Очевидно, что появление в позднеимперской России довольно значительного числа людей из представителей низших классов, которые обладали образованием, уверенностью в себе и личной свободой, чтобы оформиться в категорию, которую наблюдатели назовут новой «интеллигенцией из народа», зависело не только от «силы их собственного духа». Возможность их появления была обусловлена рядом социальных и культурных изменений к лучшему в обществе, помимо распространения грамотности и образования среди широких масс населения. Не меньшее значение имело расширение публичной сферы, в которой идеи могли рождаться, выражаться, передаваться, а люди со схожим образом мыслей могли находить друг друга и объединяться. Многие из этих улучшений проводились сверху, по инициативе сочувствующей или обеспокоенной положением дел элиты, и при всей половинчатости и манипулятивности проводимых мер они все же помогали простым людям задуматься о своей жизни и даже изменить ее. Параллельно этому непрерывно развивались возможности и навыки самоорганизации.

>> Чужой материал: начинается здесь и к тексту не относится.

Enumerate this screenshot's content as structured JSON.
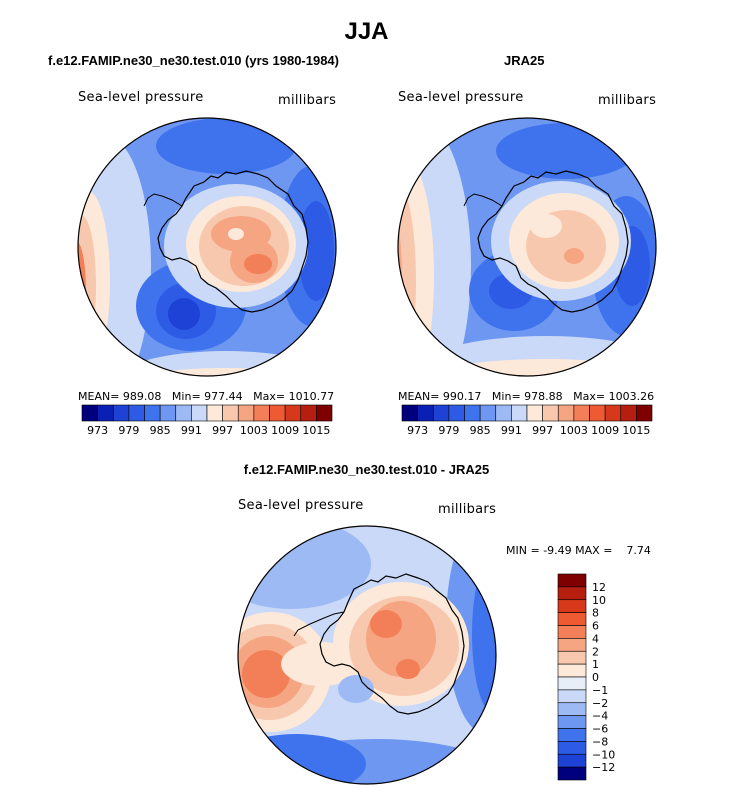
{
  "figure": {
    "title": "JJA"
  },
  "chart_data": [
    {
      "type": "heatmap",
      "projection": "south polar stereographic",
      "title": "f.e12.FAMIP.ne30_ne30.test.010 (yrs 1980-1984)",
      "variable": "Sea-level pressure",
      "units": "millibars",
      "mean_label": "MEAN=",
      "mean": "989.08",
      "min_label": "Min=",
      "min": "977.44",
      "max_label": "Max=",
      "max": "1010.77",
      "colorbar": {
        "orientation": "horizontal",
        "ticks": [
          "973",
          "979",
          "985",
          "991",
          "997",
          "1003",
          "1009",
          "1015"
        ],
        "colors": [
          "#00007f",
          "#0a1fb4",
          "#1e42d6",
          "#2e5be6",
          "#3f73ee",
          "#6e97f2",
          "#9dbaf5",
          "#c9d9f7",
          "#fde9d9",
          "#f8c8ae",
          "#f5a582",
          "#f27f57",
          "#ee5a32",
          "#d8381a",
          "#b61e10",
          "#7f0000"
        ]
      }
    },
    {
      "type": "heatmap",
      "projection": "south polar stereographic",
      "title": "JRA25",
      "variable": "Sea-level pressure",
      "units": "millibars",
      "mean_label": "MEAN=",
      "mean": "990.17",
      "min_label": "Min=",
      "min": "978.88",
      "max_label": "Max=",
      "max": "1003.26",
      "colorbar": {
        "orientation": "horizontal",
        "ticks": [
          "973",
          "979",
          "985",
          "991",
          "997",
          "1003",
          "1009",
          "1015"
        ],
        "colors": [
          "#00007f",
          "#0a1fb4",
          "#1e42d6",
          "#2e5be6",
          "#3f73ee",
          "#6e97f2",
          "#9dbaf5",
          "#c9d9f7",
          "#fde9d9",
          "#f8c8ae",
          "#f5a582",
          "#f27f57",
          "#ee5a32",
          "#d8381a",
          "#b61e10",
          "#7f0000"
        ]
      }
    },
    {
      "type": "heatmap",
      "projection": "south polar stereographic",
      "title": "f.e12.FAMIP.ne30_ne30.test.010 - JRA25",
      "variable": "Sea-level pressure",
      "units": "millibars",
      "min_label": "MIN =",
      "min": "-9.49",
      "max_label": "MAX =",
      "max": "7.74",
      "colorbar": {
        "orientation": "vertical",
        "ticks": [
          "12",
          "10",
          "8",
          "6",
          "4",
          "2",
          "1",
          "0",
          "−1",
          "−2",
          "−4",
          "−6",
          "−8",
          "−10",
          "−12"
        ],
        "colors": [
          "#7f0000",
          "#b61e10",
          "#d8381a",
          "#ee5a32",
          "#f27f57",
          "#f5a582",
          "#f8c8ae",
          "#fde9d9",
          "#e8eef8",
          "#c9d9f7",
          "#9dbaf5",
          "#6e97f2",
          "#3f73ee",
          "#2e5be6",
          "#1e42d6",
          "#00007f"
        ]
      }
    }
  ]
}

Рост городов и индустриализация увеличивали озабоченность государства и общества культурным и нравственным уровнем простого народа, что порождало различные проекты воспитания и обучения масс с целью повышения их культурного уровня. Многие образованные представители элиты (в том числе социалисты и профсоюзные лидеры), побуждаемые либо страхом перед «темными низами», либо намерением нести просвещение как необходимое благо, либо обоими мотивами сразу, присоединились к попыткам государства и церкви цивилизовать народную среду, особенно быстро растущую среду городских рабочих, привнести в нее то, что считалось основами «культуры». Культура в ту пору понималась и в России, и в Европе не как открытая система, в которой конструируются смыслы, но как некий абсолютный кодекс знаний, идей, норм поведения, куда входят, помимо прочего, трезвость, разумность, самоуважение, чувство общности, признание роли образования. Это движение, получившее в России название «культурничество» или «культуртрегерство» (от немецкого слова «культуртрегер» – человек, который несет культуру), принимало самые разные формы, среди которых и обучение взрослых, и создание обществ трезвости, и борьба за качество отдыха, и издание книг для народа. Все эти начинания глубоко затрагивали жизнь простых людей, особенно зарождающейся рабочей интеллигенции[50]
.С точки зрения рабочих, стремившихся к саморазвитию, эти культуртрегерские меры помогали им дополнить начальное образование, полученное в детстве, открывали новый доступ к знаниям и культуре. Количество подобных мотивированных рабочих впечатляло. Один из педагогов, выражая мнение многих, говорил, что у народа есть великая жажда знаний, и отмечал с восхищением (и некоторой снисходительностью) то, что взрослые люди, приходя учиться на курсы, на вопрос, что они хотят узнать, отвечают «все знать хочу» [Зимин 1913:49–50]. Профсоюзные лидеры также находились под впечатлением: «переживаемое теперь рабочими стремление к знанию, – писал профсоюзной активист в 1907 году, – напоминает подобное же явление в середине 90-х годов, когда первое массовое пробуждение рабочего класса толкало его не только к борьбе за лучшие условия труда, но и к свету знания». Но, продолжал он, разница между тем временем и нынешним «громадная». Тогда речь шла о сотнях и тысячах рабочих, а сейчас о сотнях тысяч. Тогда умственные запросы были «элементарнее», а руководящей силой была почти исключительно интеллигенция, теперь же «движение исходит от рабочих, ими направляется и определяется» [Д. 1907:1][51]
. Лев Клейнборт подчеркивал, что не меньшее значение имеет и то обстоятельство, что в 1890-е годы тонкий слой «народной интеллигенции» был полностью изолирован от основной массы рабочих, теперь же культурная работа приняла множество форм, так что наметился рост «промежуточного слоя» культурных рабочих, который может служить соединительным звеном между «идейными верхами» рабочего класса и его «низами» [Клейнборт 1913b: 151–152].